Com a China, a Santa Sé não tem relações diplomáticas desde 1951, depois da chegada ao poder do Partido Comunista Chinês, oficialmente ateu. As tensões entre o governo chinês e o Vaticano persistem, mas parecem ser menores que em 1989, quando Pequim recusou deixar o avião levando o então Papa João Paulo II sobrevoar o país rumo à Coreia do Sul. Dessa vez, o Papa Francisco pôde atravessar o espaço aéreo chinês para alcançar seu destino. O protocolo da Santa Sé estabelece que o Papa faça votos a todos os países sobrevoados, logo o Pontífice vai se dirigir diretamente ao governo chinês.

A imprensa oficial chinesa anunciou na última semana, que a China pretende criar sua própria "teologia cristã", mais "adaptada a cultura local e ao socialismo". As tensões com o Vaticano são numerosas, incluindo casos de demolições de igrejas ocorridos este ano.
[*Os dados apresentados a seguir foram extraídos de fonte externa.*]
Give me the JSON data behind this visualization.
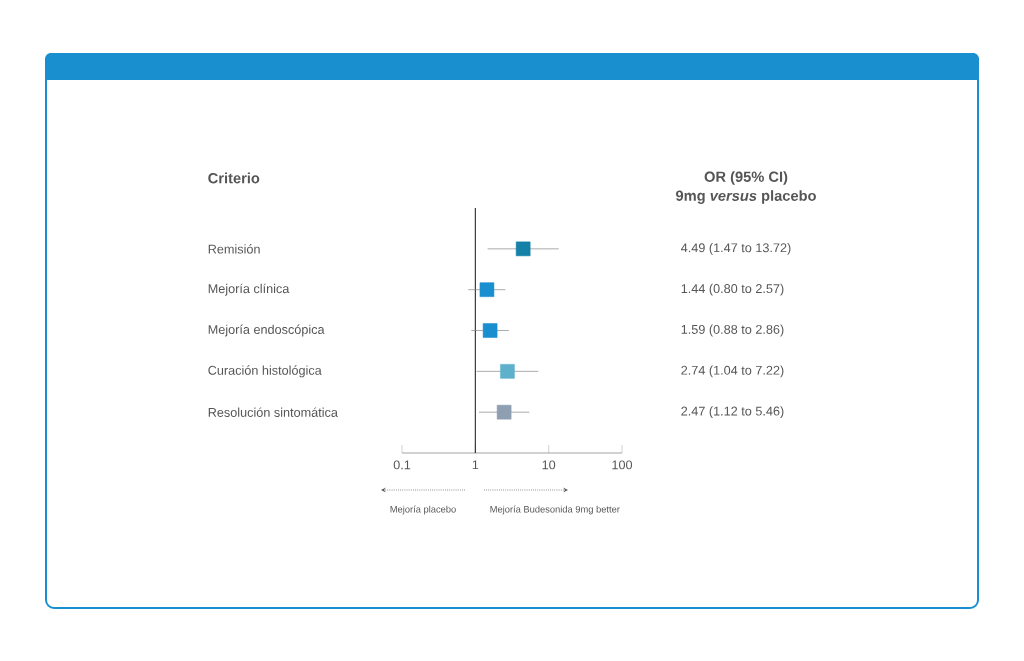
{
  "chart_data": {
    "type": "scatter",
    "orientation": "horizontal",
    "categories": [
      "Remisión",
      "Mejoría clínica",
      "Mejoría endoscópica",
      "Curación histológica",
      "Resolución sintomática"
    ],
    "values": [
      4.49,
      1.44,
      1.59,
      2.74,
      2.47
    ],
    "errors": [
      [
        1.47,
        13.72
      ],
      [
        0.8,
        2.57
      ],
      [
        0.88,
        2.86
      ],
      [
        1.04,
        7.22
      ],
      [
        1.12,
        5.46
      ]
    ],
    "colors": [
      "#1580a8",
      "#1a8fd0",
      "#1a8fd0",
      "#5fb1cb",
      "#8d9fb1"
    ],
    "log": "x",
    "xlim": [
      0.1,
      100
    ],
    "xticks": [
      0.1,
      1,
      10,
      100
    ],
    "marker": "square",
    "grid": false,
    "ref_lines": [
      {
        "axis": "x",
        "value": 1,
        "color": "#222222"
      }
    ],
    "annotations": [
      "Criterio",
      "OR (95% CI)",
      "9mg *versus* placebo",
      "Mejoría placebo",
      "Mejoría Budesonida 9mg better",
      "4.49 (1.47 to 13.72)",
      "1.44 (0.80 to 2.57)",
      "1.59 (0.88 to 2.86)",
      "2.74 (1.04 to 7.22)",
      "2.47 (1.12 to 5.46)"
    ]
  }
}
O reforço do projeto de nacionalizar o catolicismo, graças a uma reinterpretação do texto católico sob o ponto de vista chinês, não deve facilitar uma aproximação.

Na China, onde há cerca de 12 milhões de católicos, igrejas não estão subordinadas à autoridade do líder da Igreja Católica e religiosos leais à Santa Sé sofrem perseguições. O Movimento Patriótico das Três Autonomias (MPTA), o Conselho Cristão da China e a Associação Patriótica Católica chinesa, organizações vinculadas ao governo, respondem pela prática católica no país e esta última nomeia os bispos sem o consentimento papal.

No final do mês de julho, a China condenou a publicação do relatório anual americano acusando o país de realizar "violações sistemáticas da liberdade religiosa". Especialistas acreditam que o país, que possui atualmente cerca de 58 milhões de protestantes, pode abrigar em 2030 a maior população cristã do mundo.